The speaker also discusses the cellular effects of intermittent fasting, including autophagy, which is the process by which cells eliminate and recycle damaged or dysfunctional components. They also mention that intermittent fasting can lead to an increase in the hormone adiponectin, which increases insulin sensitivity, and a decrease in the hormone ghrelin, which increases appetite.

Additionally, the speaker touches on the psychological effects of intermittent fasting, including a greater sense of satiety and a decrease in food cravings. They also mention that intermittent fasting can lead to a decrease in insulin levels and an increase in insulin sensitivity, which is beneficial for people with type 2 diabetes and insulin resistance.

The speaker concludes by mentioning that intermittent fasting can lead to a decrease in triglycerides, an increase in HDL cholesterol, and a decrease in basal glycemia and postprandial glycemia. They also mention that the basal metabolic rate is not altered when doing intermittent fasting protocols that do not exceed 16-18 hours.

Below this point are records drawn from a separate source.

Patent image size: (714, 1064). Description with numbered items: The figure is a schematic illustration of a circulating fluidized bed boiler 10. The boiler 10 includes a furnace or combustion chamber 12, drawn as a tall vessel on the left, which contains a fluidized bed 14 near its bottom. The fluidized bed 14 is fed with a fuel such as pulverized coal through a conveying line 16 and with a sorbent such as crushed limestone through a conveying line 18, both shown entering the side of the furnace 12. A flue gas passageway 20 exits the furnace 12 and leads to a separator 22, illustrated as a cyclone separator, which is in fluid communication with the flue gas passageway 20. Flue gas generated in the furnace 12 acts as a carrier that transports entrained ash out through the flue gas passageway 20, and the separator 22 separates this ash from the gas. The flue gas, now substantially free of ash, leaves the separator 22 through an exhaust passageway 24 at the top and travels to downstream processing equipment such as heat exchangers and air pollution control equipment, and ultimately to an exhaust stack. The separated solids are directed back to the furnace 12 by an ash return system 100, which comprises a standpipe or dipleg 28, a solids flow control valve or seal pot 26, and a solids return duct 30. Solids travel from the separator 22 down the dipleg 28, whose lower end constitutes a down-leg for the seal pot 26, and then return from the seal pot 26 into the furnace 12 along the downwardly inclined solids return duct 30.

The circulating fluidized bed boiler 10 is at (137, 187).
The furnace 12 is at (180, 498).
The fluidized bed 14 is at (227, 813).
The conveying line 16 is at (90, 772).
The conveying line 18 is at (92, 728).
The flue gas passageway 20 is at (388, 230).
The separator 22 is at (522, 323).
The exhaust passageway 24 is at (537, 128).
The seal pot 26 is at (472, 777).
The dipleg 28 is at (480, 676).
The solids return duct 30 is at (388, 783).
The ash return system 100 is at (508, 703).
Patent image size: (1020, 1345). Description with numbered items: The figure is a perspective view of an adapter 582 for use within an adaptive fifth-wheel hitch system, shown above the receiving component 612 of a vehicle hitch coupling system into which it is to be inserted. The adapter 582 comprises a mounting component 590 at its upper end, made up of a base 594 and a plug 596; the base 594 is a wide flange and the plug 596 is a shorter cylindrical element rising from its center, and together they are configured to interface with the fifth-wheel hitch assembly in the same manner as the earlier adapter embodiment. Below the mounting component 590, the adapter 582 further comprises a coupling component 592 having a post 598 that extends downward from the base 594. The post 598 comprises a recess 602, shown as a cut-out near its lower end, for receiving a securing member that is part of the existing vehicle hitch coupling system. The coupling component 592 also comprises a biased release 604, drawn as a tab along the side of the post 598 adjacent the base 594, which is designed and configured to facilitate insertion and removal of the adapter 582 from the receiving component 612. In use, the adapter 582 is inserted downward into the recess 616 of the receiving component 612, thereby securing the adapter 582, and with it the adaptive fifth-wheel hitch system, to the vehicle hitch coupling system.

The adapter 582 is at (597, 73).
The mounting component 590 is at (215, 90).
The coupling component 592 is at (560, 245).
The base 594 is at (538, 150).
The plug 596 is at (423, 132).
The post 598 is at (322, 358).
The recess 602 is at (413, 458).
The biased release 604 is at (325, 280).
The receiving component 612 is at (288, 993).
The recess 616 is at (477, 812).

Overall, the video provides a comprehensive overview of the benefits and effects of intermittent fasting, including its impact on weight loss, cellular health, hormone regulation, and psychological well-being.

Facts

Here are the key facts extracted from the text:

1. Intermittent fasting has become a widely accepted and studied weight loss method.
2. In the last five years, a significant amount of scientific literature has been published on intermittent fasting.
3. The 16:8 protocol is the most commonly used intermittent fasting method.
4. This protocol involves abstaining from calorie intake for 16 hours and eating freely during an 8-hour window.
5. During fasting hours, water, sparkling water, tea, and coffee are allowed.
6. Intermittent fasting is not suitable for everyone and should be considered on an individual basis.
7. Studies have shown that intermittent fasting can lead to weight loss of 4-12% of initial body weight in 8-12 weeks.
8. This weight loss is comparable to that achieved through continuous calorie restriction.
9. Intermittent fasting can also lead to a decrease in waist-hip ratio, which is an indicator of cardiovascular risk.
10. Most people do not lose significant muscle mass while doing intermittent fasting, but some individuals may be at risk if they create a large caloric deficit, do not consume enough protein, or do not engage in strength training.
11. Intermittent fasting has been linked to increased autophagy, a natural process in which cells recycle and rejuvenate.
12. Autophagy is triggered by stressors such as fasting, cold, heat, and physical exercise.
13. Intermittent fasting has also been linked to improved protein quality control, which ensures that proteins are synthesized, folded, and degraded correctly.
14. Some people may experience a decrease in testosterone levels while doing intermittent fasting, but this may be due to caloric deficit rather than the fasting itself.
15. Intermittent fasting can lead to a decrease in insulin levels and an increase in insulin sensitivity, which is beneficial for people with type 2 diabetes, obesity, and insulin resistance.
16. Intermittent fasting has been shown to decrease basal glycemia and postprandial glycemia, even without a caloric deficit.
17. There is a slight increase in HDL (good) cholesterol and a decrease in triglycerides, which may be due to weight loss and increased insulin sensitivity.
18. Intermittent fasting has been linked to a decrease in glycosylated hemoglobin, which is a measure of blood sugar control in people with diabetes.
19. The basal metabolic rate is not altered by intermittent fasting protocols that do not exceed 16-20 hours.
20. Other potential benefits of intermittent fasting include improved sports performance, changes in gut microbiota, and reduced chronic inflammation.